Salia Musala is a dusty little trading centre riddled with grass thatched houses of cone shaped roofs and a handful of iron roofed shops and kiosks.

This remote centre situated at the northwestern tip of the West Nile region is one of the places Koboko district officials are proud to second to any tourists and adventure lovers who visit the district.

In fact the Koboko deputy chief administrative officer Mr Simon Alonga calls it an exciting and peculiar place.

Its charm lies in the fact that it’s the meeting juncture for three international boundaries of Uganda, Democratic Republic of Congo and South Sudan.

In its vicinity the Ati and Ayapi hills on the DR Congo side and the Rego hill on the South Sudan part of the divide form a gorgeous arc of scenic beauty.

While River Kaya which forms the bulk of the Uganda-South Sudan border along the Northern limits of West Nile starts about 100 metres down from the tri-point.

Residents say those who demarcated the border during the colonial times had put three stones in the shape of a traditional African cooking oven to locate the meeting point, hence the name Salia Musala.

The name comes from two Kakwa wards Salia which means cooking stones and Musala which means three. Salia Musala therefore means the three cooking stones.

But to the residents of Salia Musala, the place is not really that exciting apart from people of the same traditional and cultural lineage been divided into three countries.

There is actually nothing that shows the tri-point right now with the three stones long gone.

A bulging fig tree under which people from the three countries gather for Sunday prayers is now the thing perceived to represent the triple border meeting point.

A motorable Ugandan security road west of the fig tree separates Uganda from DR Congo while to indicate the Uganda South Sudan border the residents deliberately constructed two grass thatched houses a meter apart with the view that the borderline passes in-between the two. 

Reduced business activity

Salia Musala appears less vibrant today than it was four years ago when groundnut and other produce business boomed.

Most joints that sold cooked food to the traders have closed down as the number of traders going there has significantly gone down.

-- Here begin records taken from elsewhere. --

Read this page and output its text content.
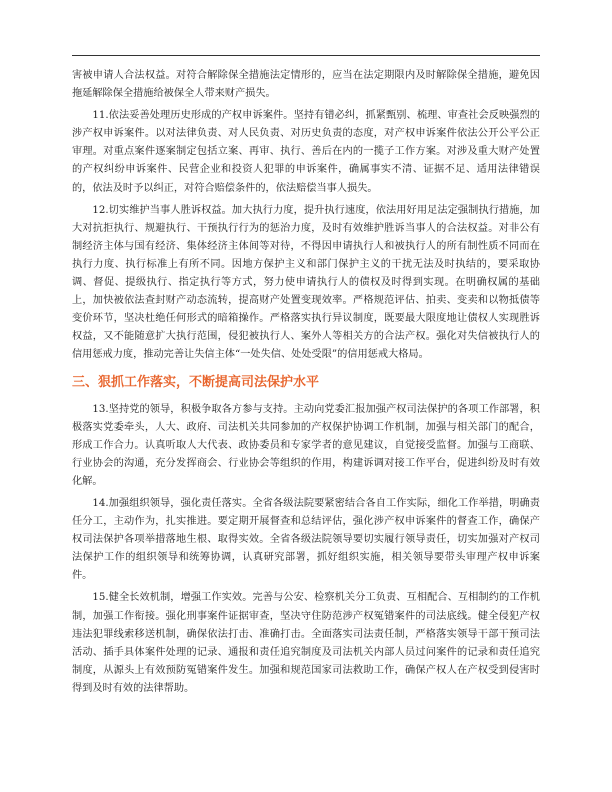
害被申请人合法权益。对符合解除保全措施法定情形的，应当在法定期限内及时解除保全措施，避免因拖延解除保全措施给被保全人带来财产损失。

11.依法妥善处理历史形成的产权申诉案件。坚持有错必纠，抓紧甄别、梳理、审查社会反映强烈的涉产权申诉案件。以对法律负责、对人民负责、对历史负责的态度，对产权申诉案件依法公开公平公正审理。对重点案件逐案制定包括立案、再审、执行、善后在内的一揽子工作方案。对涉及重大财产处置的产权纠纷申诉案件、民营企业和投资人犯罪的申诉案件，确属事实不清、证据不足、适用法律错误的，依法及时予以纠正，对符合赔偿条件的，依法赔偿当事人损失。

12.切实维护当事人胜诉权益。加大执行力度，提升执行速度，依法用好用足法定强制执行措施，加大对抗拒执行、规避执行、干预执行行为的惩治力度，及时有效维护胜诉当事人的合法权益。对非公有制经济主体与国有经济、集体经济主体间等对待，不得因申请执行人和被执行人的所有制性质不同而在执行力度、执行标准上有所不同。因地方保护主义和部门保护主义的干扰无法及时执结的，要采取协调、督促、提级执行、指定执行等方式，努力使申请执行人的债权及时得到实现。在明确权属的基础上，加快被依法查封财产动态流转，提高财产处置变现效率。严格规范评估、拍卖、变卖和以物抵债等变价环节，坚决杜绝任何形式的暗箱操作。严格落实执行异议制度，既要最大限度地让债权人实现胜诉权益，又不能随意扩大执行范围，侵犯被执行人、案外人等相关方的合法产权。强化对失信被执行人的信用惩戒力度，推动完善让失信主体“一处失信、处处受限”的信用惩戒大格局。

三、狠抓工作落实，不断提高司法保护水平

13.坚持党的领导，积极争取各方参与支持。主动向党委汇报加强产权司法保护的各项工作部署，积极落实党委牵头，人大、政府、司法机关共同参加的产权保护协调工作机制，加强与相关部门的配合，形成工作合力。认真听取人大代表、政协委员和专家学者的意见建议，自觉接受监督。加强与工商联、行业协会的沟通，充分发挥商会、行业协会等组织的作用，构建诉调对接工作平台，促进纠纷及时有效化解。

14.加强组织领导，强化责任落实。全省各级法院要紧密结合各自工作实际，细化工作举措，明确责任分工，主动作为，扎实推进。要定期开展督查和总结评估，强化涉产权申诉案件的督查工作，确保产权司法保护各项举措落地生根、取得实效。全省各级法院领导要切实履行领导责任，切实加强对产权司法保护工作的组织领导和统筹协调，认真研究部署，抓好组织实施，相关领导要带头审理产权申诉案件。

15.健全长效机制，增强工作实效。完善与公安、检察机关分工负责、互相配合、互相制约的工作机制，加强工作衔接。强化刑事案件证据审查，坚决守住防范涉产权冤错案件的司法底线。健全侵犯产权违法犯罪线索移送机制，确保依法打击、准确打击。全面落实司法责任制，严格落实领导干部干预司法活动、插手具体案件处理的记录、通报和责任追究制度及司法机关内部人员过问案件的记录和责任追究制度，从源头上有效预防冤错案件发生。加强和规范国家司法救助工作，确保产权人在产权受到侵害时得到及时有效的法律帮助。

Mrs Monday Ariye, a 19-year-old mother of four children attributes the marked reduction in trading activity to insecurity in the insurgent wrecked South Sudan.

Sporadic gunshots coming from further afield north of Salia Musala is a near constant event that it appears some of the guns are just fired for the sake of firing.

The Kifua wazi detach of the Uganda Peoples Defense Forces is located about two kilometres from Salia Musala along the security access road that connects to the major Koboko-Oraba road.

The soldiers are under orders to escort all tourists and visitors from the Ugandan side to Salia Musala owing to the fragile security situation in the neighbourhood.

Congolese soldiersCongolese soldiers stationed on the DRC side of Salia Musala. PHOTO BY RICHARD DRASIMAKU

Forming the physical presence of security at Salia Musala are the armed forces of DR Congo. Again their presence does not excite people like Mrs Ariye who thinks the solders are just there to extort money from traders who make forays into DR Congo in search of produce.

“When you hear them shouting it is because someone has declined to pay,” she says while pointing at a check point set under the shade of a mango tree.

The female traders who go on foot are charged Ugandan sh200 to go into Congo. The men both on foot and on motorcycles part with sh500 while motorcyclists are setback sh1,000 to obtain the soldiers’ nod to get into Congolese territory.

The collections do not usually get into state coffers but end up in alcoholic bars on the Ugandan side of the trading centre.

But Ugandans or South Sudanese with gardens on the DR Congo side of the divide crisscross free of any disturbance. In fact local housing materials such as building poles, grass and reed as well as firewood for cooking are all got from DR Congo.

No school, health facilities

Two housesTwo houses in two countries at Salia Musala. The left house is in South Sudan while its Right side neighbour is in Uganda, the residents say. PHOTO BY RICHARD DRASIMAKU

Salia Musala is a place not gifted with social amenities such as disco or cinemas. Children of school going age walk to Mena Primary school deep inside Uganda.

There is no source of clean drinking water that the residents fetch water from River Kaya for domestic use.

Health facilities are so far that for most ailments, residents resort to herbs and leaves of what they think are medicinal plants.

Oraba health centre II and Keri health centre II which respectively are 5km and 12km away in Uganda are the nearest health facilities to the Salia Musala residents.

For complicated or serious ailments, the people have to take the 23km trek to Koboko health centre IV in Koboko town.